When the President points to the inefficiency of the Paris Agreement he is focusing primarily on the mitigation components of the agreement, which to his way of thinking puts too much of the onus on human causes. If a changing climate harms the agricultural, health or industrial sectors in countries across the globe, U.S. security is increasingly at risk. The dislocations generated by poor adaptation planning can lead to increased armed conflict, decreases in crop yields, and increases in the spread of disease carrying insects. All of these put our budget and our soldiers at risk, even if climate change is a result of natural processes and the consequences are thousands of miles away.

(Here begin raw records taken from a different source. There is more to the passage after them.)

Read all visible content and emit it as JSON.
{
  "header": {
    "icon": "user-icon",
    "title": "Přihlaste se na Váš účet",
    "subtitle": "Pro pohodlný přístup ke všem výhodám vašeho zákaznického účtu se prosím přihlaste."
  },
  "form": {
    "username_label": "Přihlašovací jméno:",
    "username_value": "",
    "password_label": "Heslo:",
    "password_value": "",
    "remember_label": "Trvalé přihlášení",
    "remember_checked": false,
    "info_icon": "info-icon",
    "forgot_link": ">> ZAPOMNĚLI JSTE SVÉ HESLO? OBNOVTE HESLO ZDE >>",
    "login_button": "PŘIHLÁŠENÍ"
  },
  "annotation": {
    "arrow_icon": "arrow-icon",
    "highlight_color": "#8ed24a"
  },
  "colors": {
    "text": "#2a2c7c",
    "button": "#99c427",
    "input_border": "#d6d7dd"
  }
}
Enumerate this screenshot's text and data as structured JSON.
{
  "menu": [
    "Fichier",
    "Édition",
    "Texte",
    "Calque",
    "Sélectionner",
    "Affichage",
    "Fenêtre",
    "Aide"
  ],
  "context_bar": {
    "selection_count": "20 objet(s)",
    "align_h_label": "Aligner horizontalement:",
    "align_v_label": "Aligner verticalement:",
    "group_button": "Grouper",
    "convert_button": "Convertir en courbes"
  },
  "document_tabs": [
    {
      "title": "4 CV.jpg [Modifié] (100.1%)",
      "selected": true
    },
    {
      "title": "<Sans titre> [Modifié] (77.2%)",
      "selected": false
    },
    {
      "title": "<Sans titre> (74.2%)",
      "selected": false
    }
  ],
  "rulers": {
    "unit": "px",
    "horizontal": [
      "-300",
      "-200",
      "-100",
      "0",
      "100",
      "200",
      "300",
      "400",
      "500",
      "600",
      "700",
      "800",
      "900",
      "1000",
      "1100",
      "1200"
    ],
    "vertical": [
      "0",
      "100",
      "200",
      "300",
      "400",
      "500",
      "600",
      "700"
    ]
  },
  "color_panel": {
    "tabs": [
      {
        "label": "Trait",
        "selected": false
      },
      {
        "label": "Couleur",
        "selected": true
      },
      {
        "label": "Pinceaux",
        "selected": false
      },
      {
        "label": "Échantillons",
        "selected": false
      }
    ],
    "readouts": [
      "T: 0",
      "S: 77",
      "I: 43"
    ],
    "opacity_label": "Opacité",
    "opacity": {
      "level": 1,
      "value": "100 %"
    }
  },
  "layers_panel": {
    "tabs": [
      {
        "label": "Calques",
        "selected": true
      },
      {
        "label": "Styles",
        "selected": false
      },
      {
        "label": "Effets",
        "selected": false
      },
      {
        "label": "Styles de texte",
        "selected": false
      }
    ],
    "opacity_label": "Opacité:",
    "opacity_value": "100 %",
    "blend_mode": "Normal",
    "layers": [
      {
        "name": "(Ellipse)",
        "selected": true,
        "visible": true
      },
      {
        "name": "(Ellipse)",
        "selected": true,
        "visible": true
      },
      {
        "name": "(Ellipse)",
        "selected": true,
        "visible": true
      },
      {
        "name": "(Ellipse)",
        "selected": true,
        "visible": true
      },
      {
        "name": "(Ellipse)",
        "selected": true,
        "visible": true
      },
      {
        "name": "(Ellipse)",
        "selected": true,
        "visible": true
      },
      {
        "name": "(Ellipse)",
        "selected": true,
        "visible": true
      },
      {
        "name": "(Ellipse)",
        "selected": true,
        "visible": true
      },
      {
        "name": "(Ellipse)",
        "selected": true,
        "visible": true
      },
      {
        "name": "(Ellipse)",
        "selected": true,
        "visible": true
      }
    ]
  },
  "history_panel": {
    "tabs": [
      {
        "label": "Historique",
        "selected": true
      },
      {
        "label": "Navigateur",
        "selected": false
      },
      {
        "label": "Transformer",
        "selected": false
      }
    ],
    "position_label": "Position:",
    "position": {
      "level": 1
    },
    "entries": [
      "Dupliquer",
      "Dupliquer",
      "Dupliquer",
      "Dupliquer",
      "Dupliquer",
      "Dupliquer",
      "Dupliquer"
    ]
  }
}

Adapting to climate change is a global concern. The Zika virus has reached our shores in Miami and our neighbors in Puerto Rico even though the initial outbreak was in Brazil. The Department of Defense (DOD) reported recently that as a result of climate change 600,000 square kilometers of arable land in Africa will become unproductive by 2060. This will only come about if the communities that face increasing drought condition and lose agricultural productivity do not adapt to the changing climate. Only 6% of African agriculture uses ground water irrigation techniques; adaptation strategies would require planning for the climate-driven changes, possibly through increased irrigation. If they fail and the DOD is correct, our soldiers might be called upon to defend our security from unrest on the African continent.

Adaptation is a function of the capabilities, planning and exposure in particular countries and at specific points in time. The Paris Agreement stipulated that each country would put itself in position to be able to answer questions about their adaptive capacity, to build programs that would increase their readiness to adapt, and to set in motion the mechanisms for the world community to facilitate the implementation of adaptation strategies in countries less able to do so on their own. Withdrawing our commitment to this agreement serves to decrease our security on many levels, not the least of which is suffering the human consequences that result from a lack of adequate planning.